Greetings, readers. I was discharged about noon on Saturday, and I am, once again, back in my wonderful home with my wonderful family.

This previous week started out with some pretty rough business. I was admitted into the hospital with a fever over 103 degrees, and the doctors had some very somber news. One doctor, whose opinion I trust very strongly, truly made it sound as if I have only weeks to live.

This diagnosis was based on two primary points:

  1. The lymphoma appeared, as of Saturday, to have spread to my lungs and given me pneumonia.
  2. My right eye was behaving in a way that made it almost certain that the lymphoma had also spread into my central nervous system, including my brain.

Both of these matters are very serious, and would indeed dramatically lower my current life expectancy. Since then, however, the following developments have occurred:

  1. My primary oncologist, and the doctor who has been saving my life, spent a lot of time speaking with specialists at the Mayo Clinic. Between them all, they’ve devised a course of action that they feel very good about.
  2. On Wednesday, I started on Stage One of this new plan, which involves a new experimental chemotherapy drug called Brentuximab (and this will be the last time I spell that). So far it seems to be working well, and the side effects have been minimal.
  3. The second and final stage of this new plan (since it involves the Mayo Clinic, let’s call this Operation Egg Salad) will start on Monday morning, when I’ll be getting additional experimental chemotherapy drugs. Only, these drugs won’t be delivered via intravenous plug, or pill, oh no… this drug will be administered via Lumbar Puncture (also known as a Spinal Tap).

The last thing is, and this is a point I keep trying to make but I want people to hear very strongly: I am not giving up, and I am not going anywhere. It’s in my nature to make sure that every potential disaster down the road is accounted for, so I’ve been working with my life insurance company and making all other sorts of plans, but these are only to keep any worry off of me and my immediate family.

I am sick. I am fighting a very rare and very aggressive disease that wants to kill me a dozen ways. But I am not dying. Repeat after me, please: Ed is not dying.

Unless you’re one of two people in the world, you have no idea how hard I’ve had to fight in my life, and how strong I really am under all this goofiness. I don’t care how strong this disease gets or how many treatments it needs or how many things it takes away from me: I am not going anywhere.

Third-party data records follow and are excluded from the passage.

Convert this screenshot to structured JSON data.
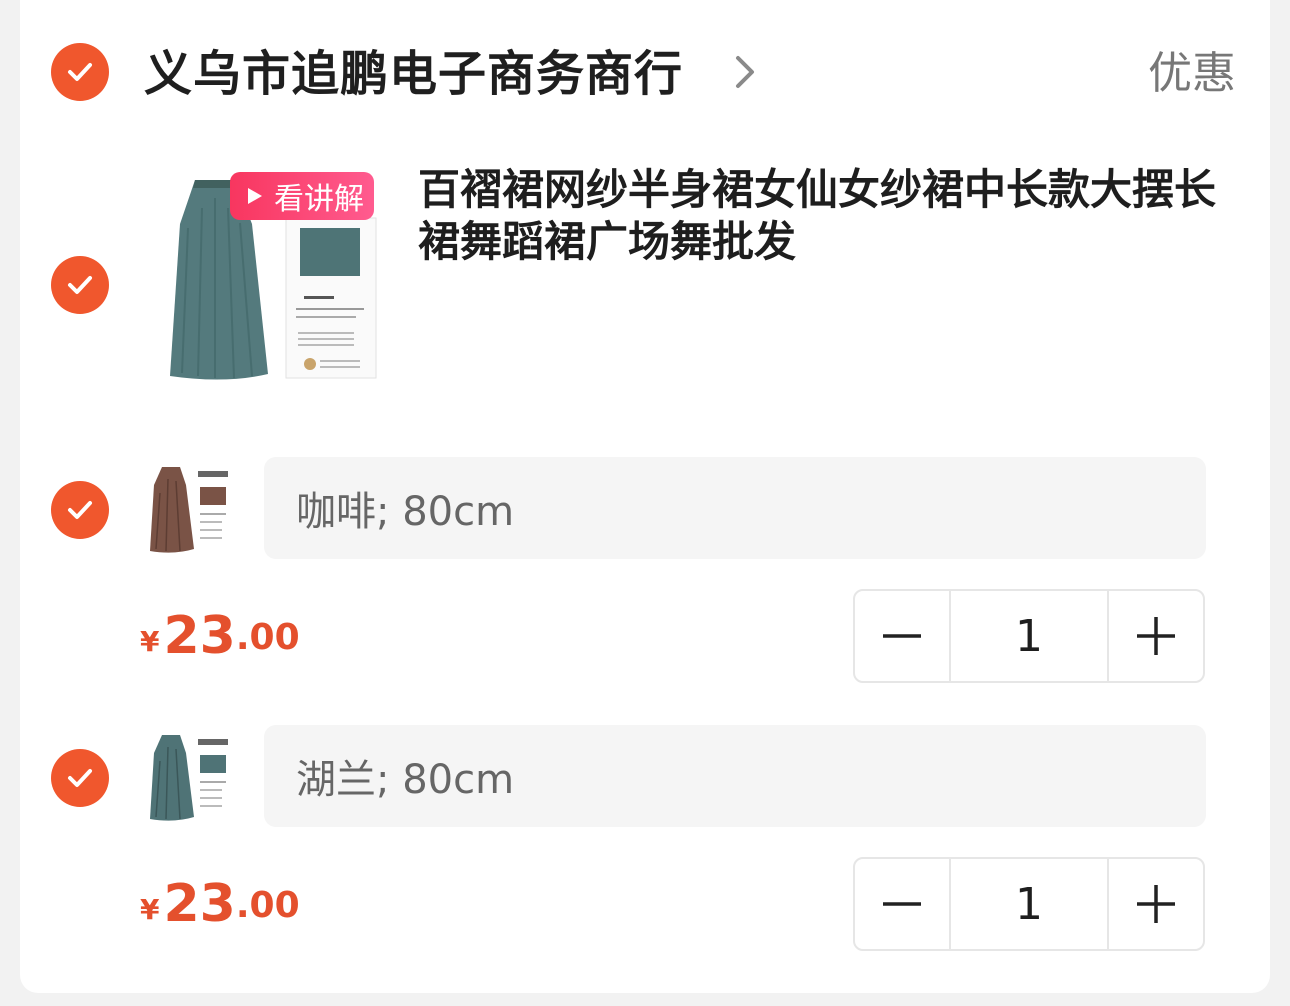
{
  "shop": {
    "name": "义乌市追鹏电子商务商行",
    "promo_label": "优惠"
  },
  "product": {
    "title": "百褶裙网纱半身裙女仙女纱裙中长款大摆长裙舞蹈裙广场舞批发",
    "video_badge": "看讲解"
  },
  "variants": [
    {
      "spec": "咖啡; 80cm",
      "currency": "¥",
      "price_int": "23",
      "price_dec": ".00",
      "quantity": "1",
      "skirt_color": "#7a5346"
    },
    {
      "spec": "湖兰; 80cm",
      "currency": "¥",
      "price_int": "23",
      "price_dec": ".00",
      "quantity": "1",
      "skirt_color": "#4f7376"
    }
  ],
  "colors": {
    "accent": "#f0572d",
    "price": "#e4502d",
    "badge": "#f8365f"
  }
}
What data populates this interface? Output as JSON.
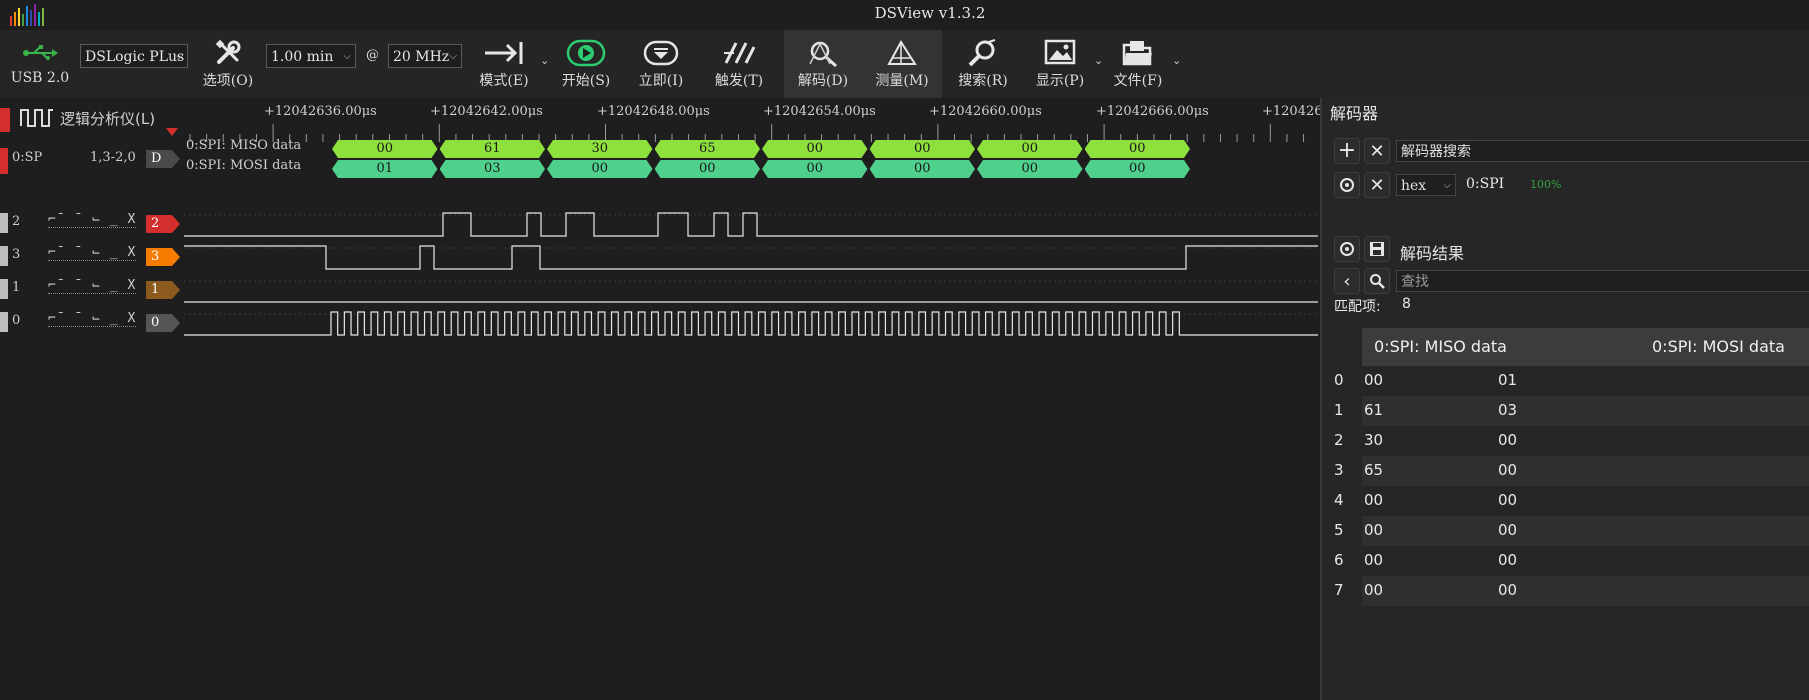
{
  "window": {
    "title": "DSView v1.3.2"
  },
  "toolbar": {
    "usb_label": "USB 2.0",
    "device_select": "DSLogic PLus",
    "options_label": "选项(O)",
    "duration_select": "1.00 min",
    "at_sign": "@",
    "rate_select": "20 MHz",
    "mode_label": "模式(E)",
    "start_label": "开始(S)",
    "instant_label": "立即(I)",
    "trigger_label": "触发(T)",
    "decode_label": "解码(D)",
    "measure_label": "测量(M)",
    "search_label": "搜索(R)",
    "display_label": "显示(P)",
    "file_label": "文件(F)"
  },
  "wave": {
    "header_label": "逻辑分析仪(L)",
    "ruler_ticks": [
      "+12042636.00μs",
      "+12042642.00μs",
      "+12042648.00μs",
      "+12042654.00μs",
      "+12042660.00μs",
      "+12042666.00μs",
      "+120426"
    ],
    "decoder_row": {
      "name": "0:SP",
      "channels": "1,3-2,0",
      "tag": "D",
      "miso_label": "0:SPI: MISO data",
      "mosi_label": "0:SPI: MOSI data",
      "miso_values": [
        "00",
        "61",
        "30",
        "65",
        "00",
        "00",
        "00",
        "00"
      ],
      "mosi_values": [
        "01",
        "03",
        "00",
        "00",
        "00",
        "00",
        "00",
        "00"
      ],
      "miso_color": "#8ee03c",
      "mosi_color": "#4fd08c"
    },
    "channels": [
      {
        "index": "2",
        "tag": "2",
        "color": "#d32f2f"
      },
      {
        "index": "3",
        "tag": "3",
        "color": "#f57c00"
      },
      {
        "index": "1",
        "tag": "1",
        "color": "#8d5a1e"
      },
      {
        "index": "0",
        "tag": "0",
        "color": "#555555"
      }
    ]
  },
  "decoder_panel": {
    "title": "解码器",
    "search_placeholder": "解码器搜索",
    "format_select": "hex",
    "decoder_name": "0:SPI",
    "progress": "100%",
    "results_title": "解码结果",
    "find_placeholder": "查找",
    "match_label": "匹配项:",
    "match_count": "8",
    "columns": [
      "0:SPI: MISO data",
      "0:SPI: MOSI data"
    ],
    "rows": [
      {
        "idx": "0",
        "miso": "00",
        "mosi": "01"
      },
      {
        "idx": "1",
        "miso": "61",
        "mosi": "03"
      },
      {
        "idx": "2",
        "miso": "30",
        "mosi": "00"
      },
      {
        "idx": "3",
        "miso": "65",
        "mosi": "00"
      },
      {
        "idx": "4",
        "miso": "00",
        "mosi": "00"
      },
      {
        "idx": "5",
        "miso": "00",
        "mosi": "00"
      },
      {
        "idx": "6",
        "miso": "00",
        "mosi": "00"
      },
      {
        "idx": "7",
        "miso": "00",
        "mosi": "00"
      }
    ]
  }
}
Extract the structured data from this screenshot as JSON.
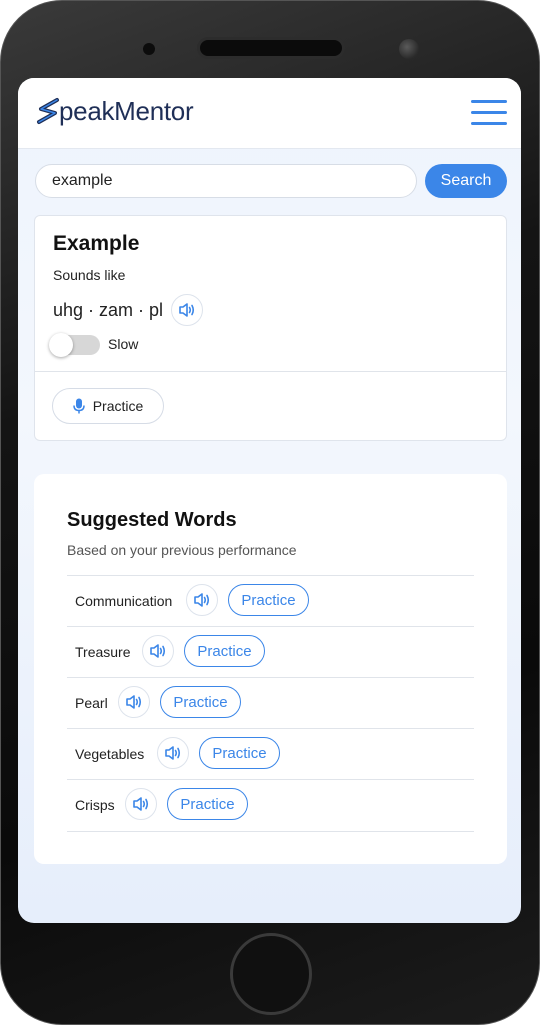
{
  "app": {
    "logo_text": "peakMentor",
    "accent": "#3b86e8",
    "brand_color": "#1f2f57"
  },
  "header": {
    "menu_icon": "hamburger-icon"
  },
  "search": {
    "value": "example",
    "button_label": "Search"
  },
  "word_card": {
    "title": "Example",
    "sounds_like_label": "Sounds like",
    "phonetic": "uhg · zam · pl",
    "speaker_icon": "speaker-icon",
    "slow_label": "Slow",
    "slow_enabled": false,
    "practice_label": "Practice",
    "practice_icon": "microphone-icon"
  },
  "suggested": {
    "title": "Suggested Words",
    "subtitle": "Based on your previous performance",
    "items": [
      {
        "word": "Communication",
        "practice_label": "Practice"
      },
      {
        "word": "Treasure",
        "practice_label": "Practice"
      },
      {
        "word": "Pearl",
        "practice_label": "Practice"
      },
      {
        "word": "Vegetables",
        "practice_label": "Practice"
      },
      {
        "word": "Crisps",
        "practice_label": "Practice"
      }
    ]
  }
}
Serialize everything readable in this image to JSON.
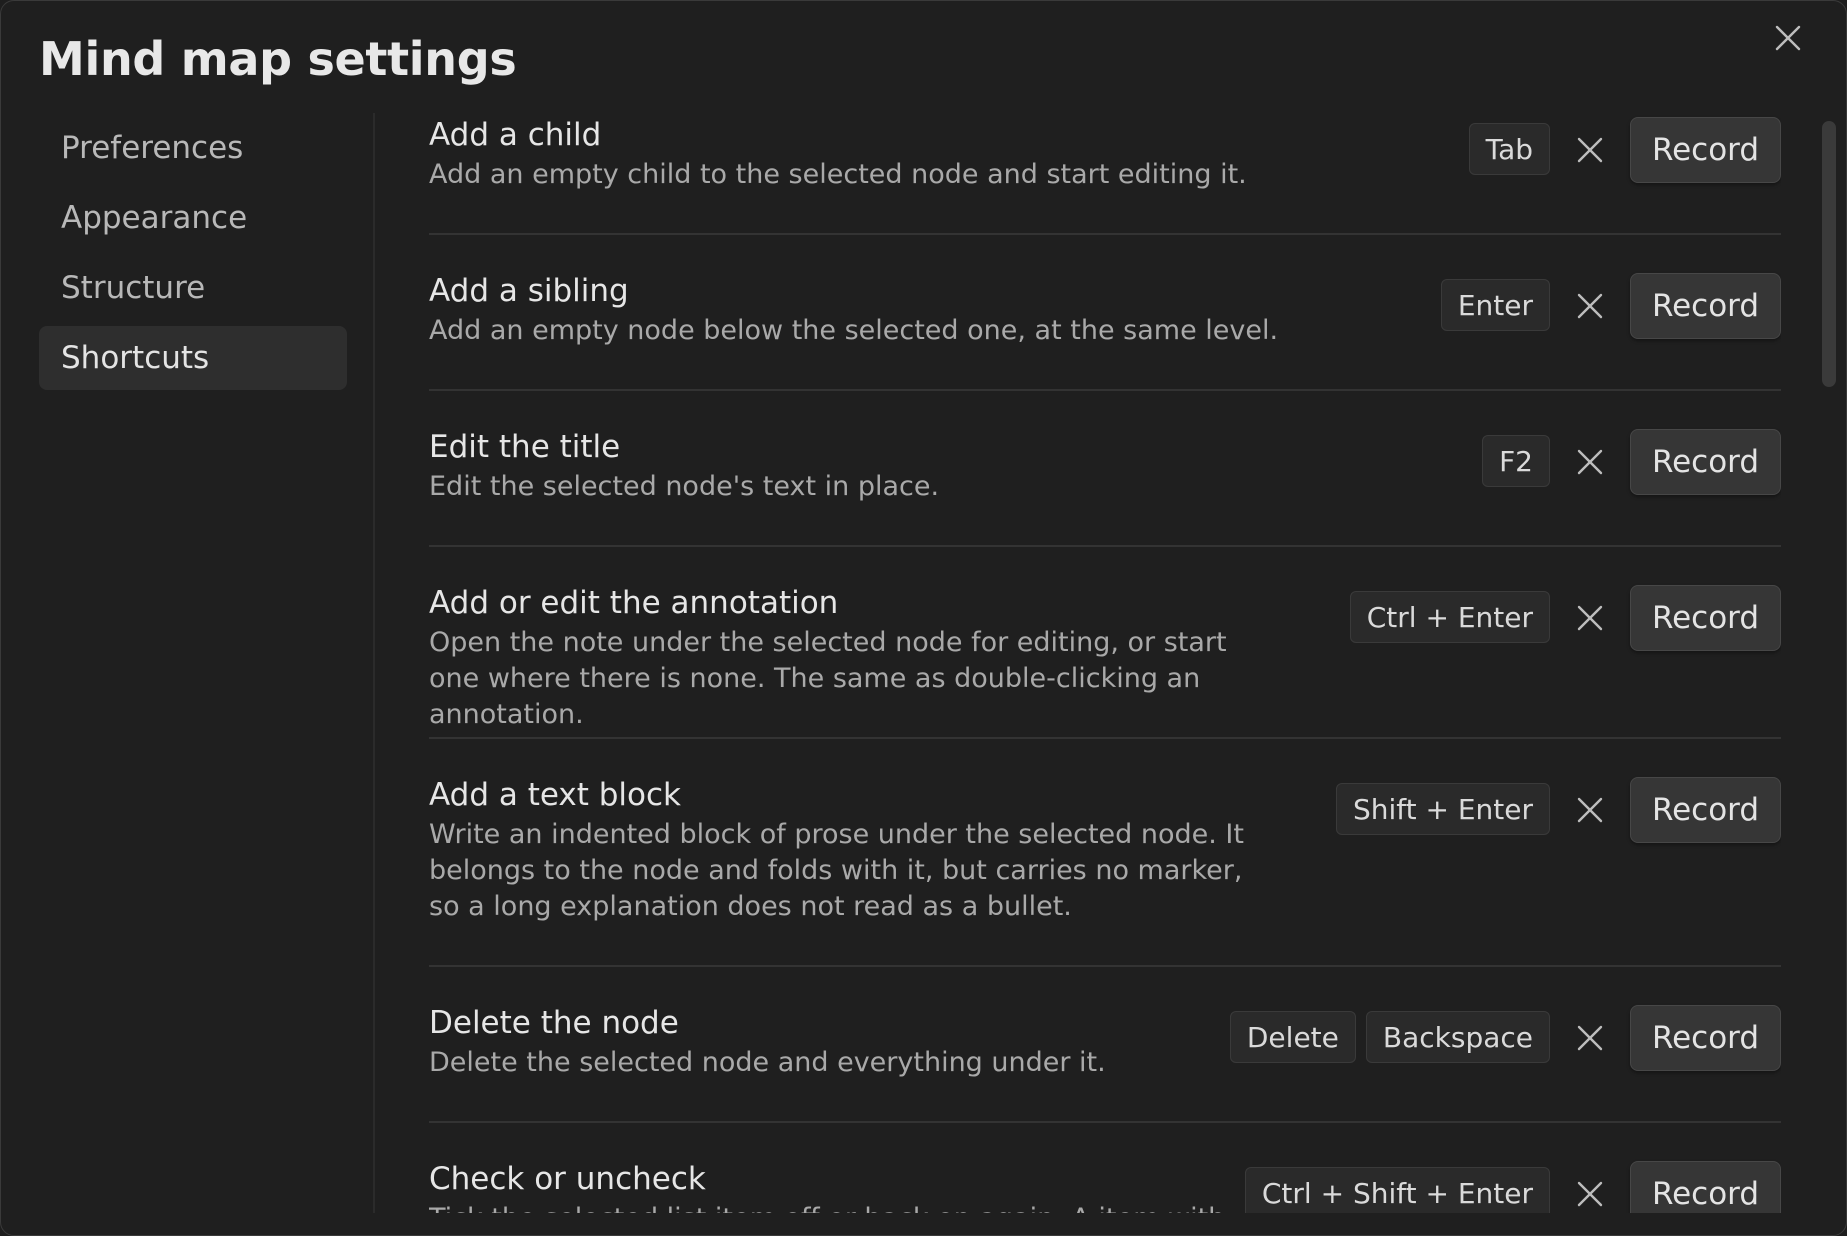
{
  "dialog": {
    "title": "Mind map settings"
  },
  "sidebar": {
    "items": [
      {
        "label": "Preferences",
        "active": false
      },
      {
        "label": "Appearance",
        "active": false
      },
      {
        "label": "Structure",
        "active": false
      },
      {
        "label": "Shortcuts",
        "active": true
      }
    ]
  },
  "shortcuts": {
    "record_label": "Record",
    "rows": [
      {
        "name": "Add a child",
        "desc": "Add an empty child to the selected node and start editing it.",
        "keys": [
          "Tab"
        ]
      },
      {
        "name": "Add a sibling",
        "desc": "Add an empty node below the selected one, at the same level.",
        "keys": [
          "Enter"
        ]
      },
      {
        "name": "Edit the title",
        "desc": "Edit the selected node's text in place.",
        "keys": [
          "F2"
        ]
      },
      {
        "name": "Add or edit the annotation",
        "desc": "Open the note under the selected node for editing, or start one where there is none. The same as double-clicking an annotation.",
        "keys": [
          "Ctrl + Enter"
        ]
      },
      {
        "name": "Add a text block",
        "desc": "Write an indented block of prose under the selected node. It belongs to the node and folds with it, but carries no marker, so a long explanation does not read as a bullet.",
        "keys": [
          "Shift + Enter"
        ]
      },
      {
        "name": "Delete the node",
        "desc": "Delete the selected node and everything under it.",
        "keys": [
          "Delete",
          "Backspace"
        ]
      },
      {
        "name": "Check or uncheck",
        "desc": "Tick the selected list item off or back on again. A item with",
        "keys": [
          "Ctrl + Shift + Enter"
        ]
      }
    ]
  },
  "icons": {
    "close": "close-icon",
    "clear": "x-icon"
  },
  "colors": {
    "background": "#1f1f1f",
    "active_nav": "#2e2e2e",
    "button": "#363636",
    "text": "#e6e6e6",
    "muted_text": "#a9a9a9"
  }
}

Now that that business is out of the way, I quick update on being home. My hip has completely healed from the surgery a few weeks ago, so my walking is fine. Every doctor is always concerned about their patient falling, especially one like me with so many leg issues. But I’ve healed very well, and I spent the past week walking around my hospital room with no issues at all. Since I’ve gotten home I haven’t even needed my cane (“Michael”).

Of course, the minute I’m home alone I catch my leg on the bottom of my recliner, lose my balance, and whack my face on the edge of the ottoman on the way to the floor.


Can’t hide this one; So now I have to use “Michael,” because there’s no way my doctors will ever let two falls slide without making me do something stupid like surgically attach walkers to my arms.

Also, now that it looks like my wife kicked me in the face, I need to make up a cool reason for her to have done that. Maybe she caught me looking at some really weird porn, like Giraffes, or Squids, or old tires or something? Help me come up with some ideas in the comments, please.